UK devolution led to only one publication but lots of activity during the year. Two trips to Scotland with collaborators at ippr failed to persuade the Scots that the parties (especially the Nationalists) were campaigning on incoherent fiscal manifestoes. Iain declined to let his name go forward for the post of Budget Adviser to the Finance Committee of the Scottish Parliament, as (logistics apart) he felt his advice would be roughly equally unwelcome to all parties in the Parliament.
Iain prepared a book proposal on the UK constitution in the light of the collapse of Diceyanism. One chapter from the proposed book was published in Public Law and another (on the Larne gunrunning of 1914) appeared as a Nuffield Working Paper in Politics. At the time of preparing this report, the constitutional changes proposed by the Brown administration seemed to be pointing in the same direction (which may be bad news for the book proposal).
Beyond public policy, Iain's work with Arthur Spirling (Rochester) continued to challenge the validity of the ‘NOMINATE' family of programs for analysing roll-call votes in the House of Commons. We were particularly pleased to have a methodology paper on this published in Political Analysis. Two historical social choice papers were published, one on medieval voting and the other on an overlooked 18th-century figure, Nicholas Collin.

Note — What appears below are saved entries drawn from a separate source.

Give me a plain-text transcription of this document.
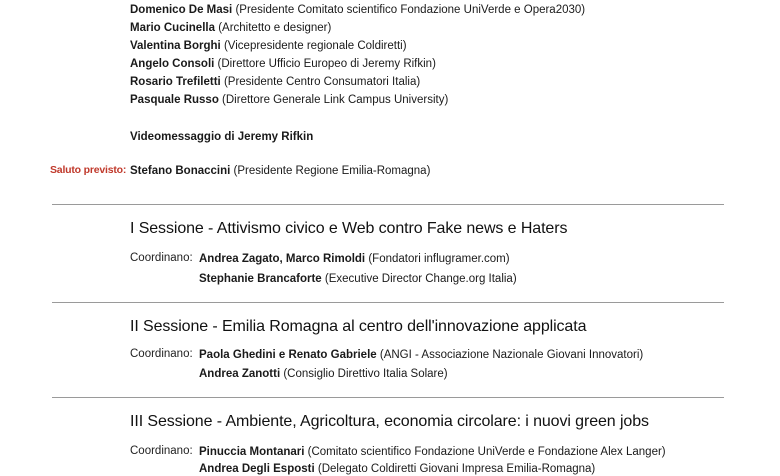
Domenico De Masi (Presidente Comitato scientifico Fondazione UniVerde e Opera2030)
Mario Cucinella (Architetto e designer)
Valentina Borghi (Vicepresidente regionale Coldiretti)
Angelo Consoli (Direttore Ufficio Europeo di Jeremy Rifkin)
Rosario Trefiletti (Presidente Centro Consumatori Italia)
Pasquale Russo (Direttore Generale Link Campus University)
Videomessaggio di Jeremy Rifkin
Saluto previsto: Stefano Bonaccini (Presidente Regione Emilia-Romagna)
I Sessione - Attivismo civico e Web contro Fake news e Haters
Coordinano: Andrea Zagato, Marco Rimoldi (Fondatori influgramer.com)
Stephanie Brancaforte (Executive Director Change.org Italia)
II Sessione - Emilia Romagna al centro dell'innovazione applicata
Coordinano: Paola Ghedini e Renato Gabriele (ANGI - Associazione Nazionale Giovani Innovatori)
Andrea Zanotti (Consiglio Direttivo Italia Solare)
III Sessione - Ambiente, Agricoltura, economia circolare: i nuovi green jobs
Coordinano: Pinuccia Montanari (Comitato scientifico Fondazione UniVerde e Fondazione Alex Langer)
Andrea Degli Esposti (Delegato Coldiretti Giovani Impresa Emilia-Romagna)
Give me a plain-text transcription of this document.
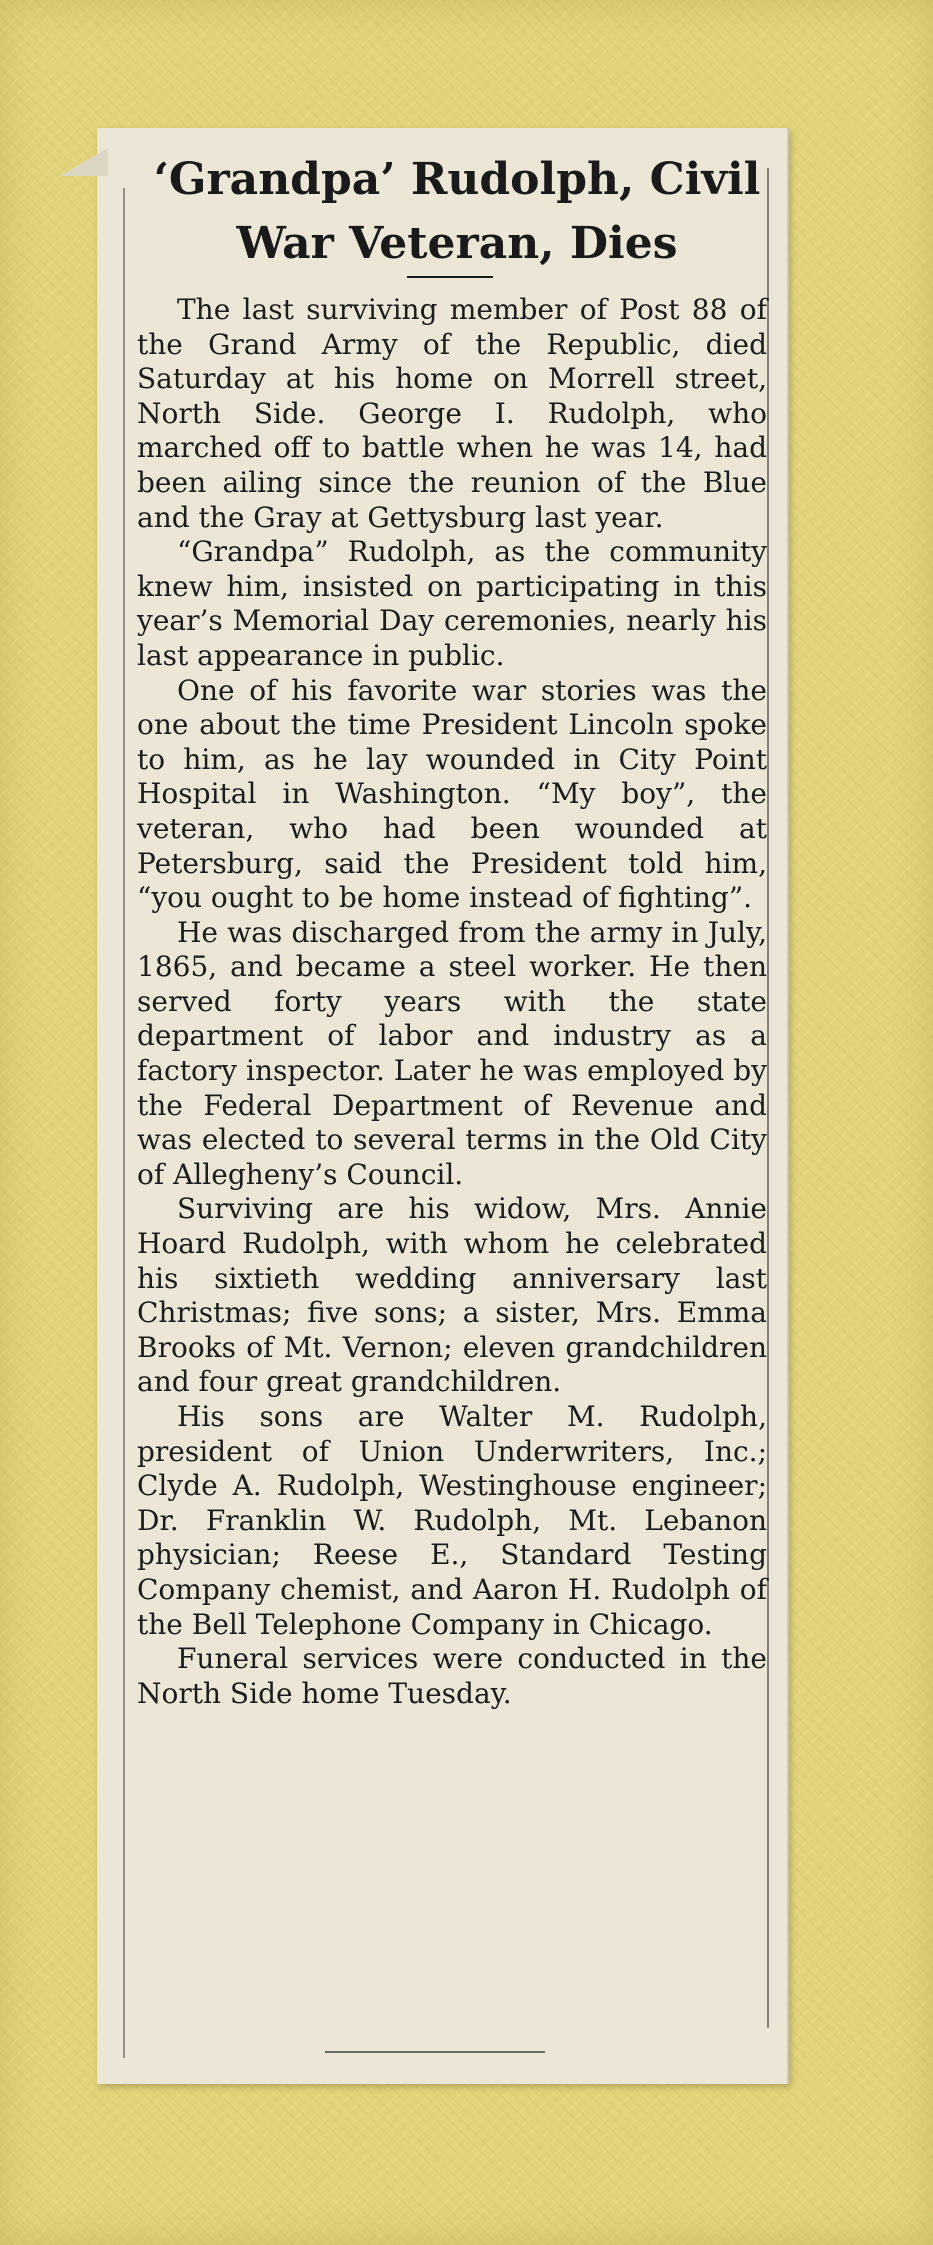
‘Grandpa’ Rudolph, Civil
War Veteran, Dies

The last surviving member of Post 88 of the Grand Army of the Republic, died Saturday at his home on Morrell street, North Side. George I. Rudolph, who marched off to battle when he was 14, had been ailing since the reunion of the Blue and the Gray at Gettysburg last year.

“Grandpa” Rudolph, as the community knew him, insisted on participating in this year’s Memorial Day ceremonies, nearly his last appearance in public.

One of his favorite war stories was the one about the time President Lincoln spoke to him, as he lay wounded in City Point Hospital in Washington. “My boy”, the veteran, who had been wounded at Petersburg, said the President told him, “you ought to be home instead of fighting”.

He was discharged from the army in July, 1865, and became a steel worker. He then served forty years with the state department of labor and industry as a factory inspector. Later he was employed by the Federal Department of Revenue and was elected to several terms in the Old City of Allegheny’s Council.

Surviving are his widow, Mrs. Annie Hoard Rudolph, with whom he celebrated his sixtieth wedding anniversary last Christmas; five sons; a sister, Mrs. Emma Brooks of Mt. Vernon; eleven grandchildren and four great grandchildren.

His sons are Walter M. Rudolph, president of Union Underwriters, Inc.; Clyde A. Rudolph, Westinghouse engineer; Dr. Franklin W. Rudolph, Mt. Lebanon physician; Reese E., Standard Testing Company chemist, and Aaron H. Rudolph of the Bell Telephone Company in Chicago.

Funeral services were conducted in the North Side home Tuesday.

Papers were given at the ICER Conference on Constitutional Political Economy, Turin; the First World Congress of Public Choice, Amsterdam; the PSA Conference, Bath; Charles University, Prague; and several ESRC Public Services Programme events (one of them in Rotterdam). Government and think tank meetings addressed included ippr (two Edinburgh meetings on fiscal policy and public expenditure in Scotland) and the Guardian Public seminar.
Iain's grade card at the Welshpool & Llanfair Railway currently qualifies him to act as steam locomotive fireman; diesel driver; guard; blockman, and controller (higher grade). He started taking singing lessons for the first time in his life.
Publications
I. McLean and A. McMillan. ‘Professor Dicey's Contradictions', Public Law 2007 Autumn, xxx-xx.
A. B. Urken and I. McLean, ‘Nicholas Collin and the Dissemination of Condorcet in the United States', Science in Context 20 (1), 2007, 125-33.
I. McLean, D. Haubrich and R. Gutiérrez-Romero, ‘The Perils and Pitfalls of Performance Measurement: The CPA Regime for Local Authorities in England', Public Money and Management 27 (2), (2007), 111-18.
A. Spirling and I. McLean, ‘UK OC OK? Interpreting Optimal Classification scores for the UK House of Commons', Political Analysis 15 (2007) 85-96.
D. Butler and I. McLean, ‘The Electoral Commission and the Redistribution of Seats', iii + 33 pp, Report to the Committee on Standards in Public Life, Eleventh Inquiry, The Electoral Commission, at http://www.public-standards.gov.uk/11thinquiry/research.aspx
I. McLean, ‘The national question' in A. Seldon ed., Blair's Britain, 1997-2007 (Cambridge: Cambridge University Press, 2007), pp. 487-508.
I. McLean, H. Lorrey, and J. Colomer, ‘Voting in the Medieval Papacy and Religious Orders', in V. Torra, Y. Narukawa and Y. Yoshida ed., Lecture Notes in Artificial Intelligence 4617, (Berlin: Springer-Verlag, 2007) pp. 30-44.
D. Haubrich and I. McLean, ‘When the grass is greener on the other side', in C. Grace ed., Comparing for Improvement (London: The Guardian for SOLACE Foundation 2007), pp. 37-9.